Posted On Sunday, July 01, 2012 at 08:20:43 AM
Recounting the years when the city equated encounter specialists with messiahs, Maximum focuses on two of the ilk who loved to hate each other more than they loved murdering a common enemy. The premise holds much promise and the protagonists are allowed a delicious range with real life stories to draw from. But the film fails at many levels.
Maximum’s problems start right up front. You have no idea where the story is heading because there is no crisis created, no path or goal imagined. Too many close-ups early on disengage viewers from getting their bearings.
The dialogue is often and unnecessarily cryptic and the decision to cut the movie in a non-linear manner muddles the story and doesn’t help matters. Not exactly wise choices when your main characters are straight talking cops.

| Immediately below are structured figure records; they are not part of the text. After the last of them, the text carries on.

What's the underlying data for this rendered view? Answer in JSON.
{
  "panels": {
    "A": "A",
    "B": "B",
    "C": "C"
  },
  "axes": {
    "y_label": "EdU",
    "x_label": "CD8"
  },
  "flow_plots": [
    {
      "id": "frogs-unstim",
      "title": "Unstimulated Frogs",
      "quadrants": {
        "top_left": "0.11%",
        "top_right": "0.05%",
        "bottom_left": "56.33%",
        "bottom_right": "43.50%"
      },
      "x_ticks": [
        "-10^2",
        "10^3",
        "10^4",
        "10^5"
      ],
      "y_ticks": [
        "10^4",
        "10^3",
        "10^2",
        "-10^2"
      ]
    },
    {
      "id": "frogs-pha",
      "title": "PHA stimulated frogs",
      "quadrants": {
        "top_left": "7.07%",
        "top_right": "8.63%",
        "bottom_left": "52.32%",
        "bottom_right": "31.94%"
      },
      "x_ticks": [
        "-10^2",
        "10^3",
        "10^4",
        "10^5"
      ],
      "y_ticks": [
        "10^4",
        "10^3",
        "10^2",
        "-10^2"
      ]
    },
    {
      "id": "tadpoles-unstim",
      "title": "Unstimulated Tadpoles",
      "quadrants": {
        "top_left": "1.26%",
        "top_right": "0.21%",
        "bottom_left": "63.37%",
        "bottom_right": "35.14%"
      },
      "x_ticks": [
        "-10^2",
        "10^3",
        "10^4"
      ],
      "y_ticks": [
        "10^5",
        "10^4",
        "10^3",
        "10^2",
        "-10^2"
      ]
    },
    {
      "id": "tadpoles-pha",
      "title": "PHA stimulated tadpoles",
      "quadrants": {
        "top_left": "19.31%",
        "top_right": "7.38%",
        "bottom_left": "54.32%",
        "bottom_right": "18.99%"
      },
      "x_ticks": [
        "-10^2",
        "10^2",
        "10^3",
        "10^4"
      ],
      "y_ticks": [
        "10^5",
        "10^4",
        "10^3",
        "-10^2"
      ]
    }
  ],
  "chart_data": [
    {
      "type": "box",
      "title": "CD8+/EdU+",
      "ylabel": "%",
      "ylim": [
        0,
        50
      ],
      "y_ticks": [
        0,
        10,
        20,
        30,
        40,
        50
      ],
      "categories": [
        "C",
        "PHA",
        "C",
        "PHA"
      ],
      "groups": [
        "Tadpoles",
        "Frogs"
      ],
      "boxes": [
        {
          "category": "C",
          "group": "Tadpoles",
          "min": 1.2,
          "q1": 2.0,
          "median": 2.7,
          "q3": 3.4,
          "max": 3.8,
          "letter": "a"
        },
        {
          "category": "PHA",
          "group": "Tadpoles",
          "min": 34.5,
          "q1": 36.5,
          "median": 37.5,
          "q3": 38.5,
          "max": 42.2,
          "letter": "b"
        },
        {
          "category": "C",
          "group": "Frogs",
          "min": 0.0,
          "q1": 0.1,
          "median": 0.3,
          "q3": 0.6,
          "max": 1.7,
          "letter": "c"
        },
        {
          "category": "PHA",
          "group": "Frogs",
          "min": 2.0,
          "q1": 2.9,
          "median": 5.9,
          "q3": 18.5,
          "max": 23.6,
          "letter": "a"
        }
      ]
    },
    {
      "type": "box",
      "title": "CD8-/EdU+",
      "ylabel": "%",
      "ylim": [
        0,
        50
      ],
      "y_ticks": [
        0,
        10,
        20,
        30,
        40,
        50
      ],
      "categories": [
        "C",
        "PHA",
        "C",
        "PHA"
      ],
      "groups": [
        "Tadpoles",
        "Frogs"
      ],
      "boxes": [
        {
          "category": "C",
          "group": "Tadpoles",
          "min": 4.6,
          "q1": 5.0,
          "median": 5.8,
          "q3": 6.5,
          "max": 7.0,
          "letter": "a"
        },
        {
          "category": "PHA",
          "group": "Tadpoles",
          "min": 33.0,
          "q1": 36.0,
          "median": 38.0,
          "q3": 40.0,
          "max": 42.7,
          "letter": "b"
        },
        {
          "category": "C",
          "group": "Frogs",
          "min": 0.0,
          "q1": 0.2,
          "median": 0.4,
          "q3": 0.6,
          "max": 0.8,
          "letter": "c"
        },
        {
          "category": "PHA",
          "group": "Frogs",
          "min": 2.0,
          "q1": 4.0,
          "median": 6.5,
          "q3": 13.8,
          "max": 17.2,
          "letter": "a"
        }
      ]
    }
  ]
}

Director Kabeer Kaushik uses all sorts of tricks to keep us hooked: an animated sequence, a Shakespeare soliloquy by the sea, 26/11 documentary footage… but instead of enriching the narrative, it serves merely to distract. And for a film about two policemen practically competing against each other in notching up encounter kills, Maximum is too much conversation, and too little action.
Even though it was nice to see dance bars in a film after a long time, there is an overdose of it. The Hindi version of the Tamil Aa Ante item song is just plain awful. Here is a line: “Main hoon atom bomb, Aa ja kare tara rum pom pom.”
Ultimately, Maximum fails because of poor craft. Flatly-lit cinematography, often unintentionally out-of-focus, pathetic audio design (example: sounds of tennis balls being hit and bouncing on a squash court!) and an overall lack of cohesiveness between scenes are its undoing.
Naseeruddin Shah is shortchanged in this role that looks as if it were written with someone else in mind. Sonu Sood continues to look like a young Amitabh Bachchan but his interpretation of being a ‘grey’ character is merely being flat with his delivery. He’s a better actor than this. Amit Sadh brings some cheer though, as the unassuming reporter who follows the story of the cops from beginning to end.
There’s nothing maximum about Maximum. If anything, it should’ve been called Average.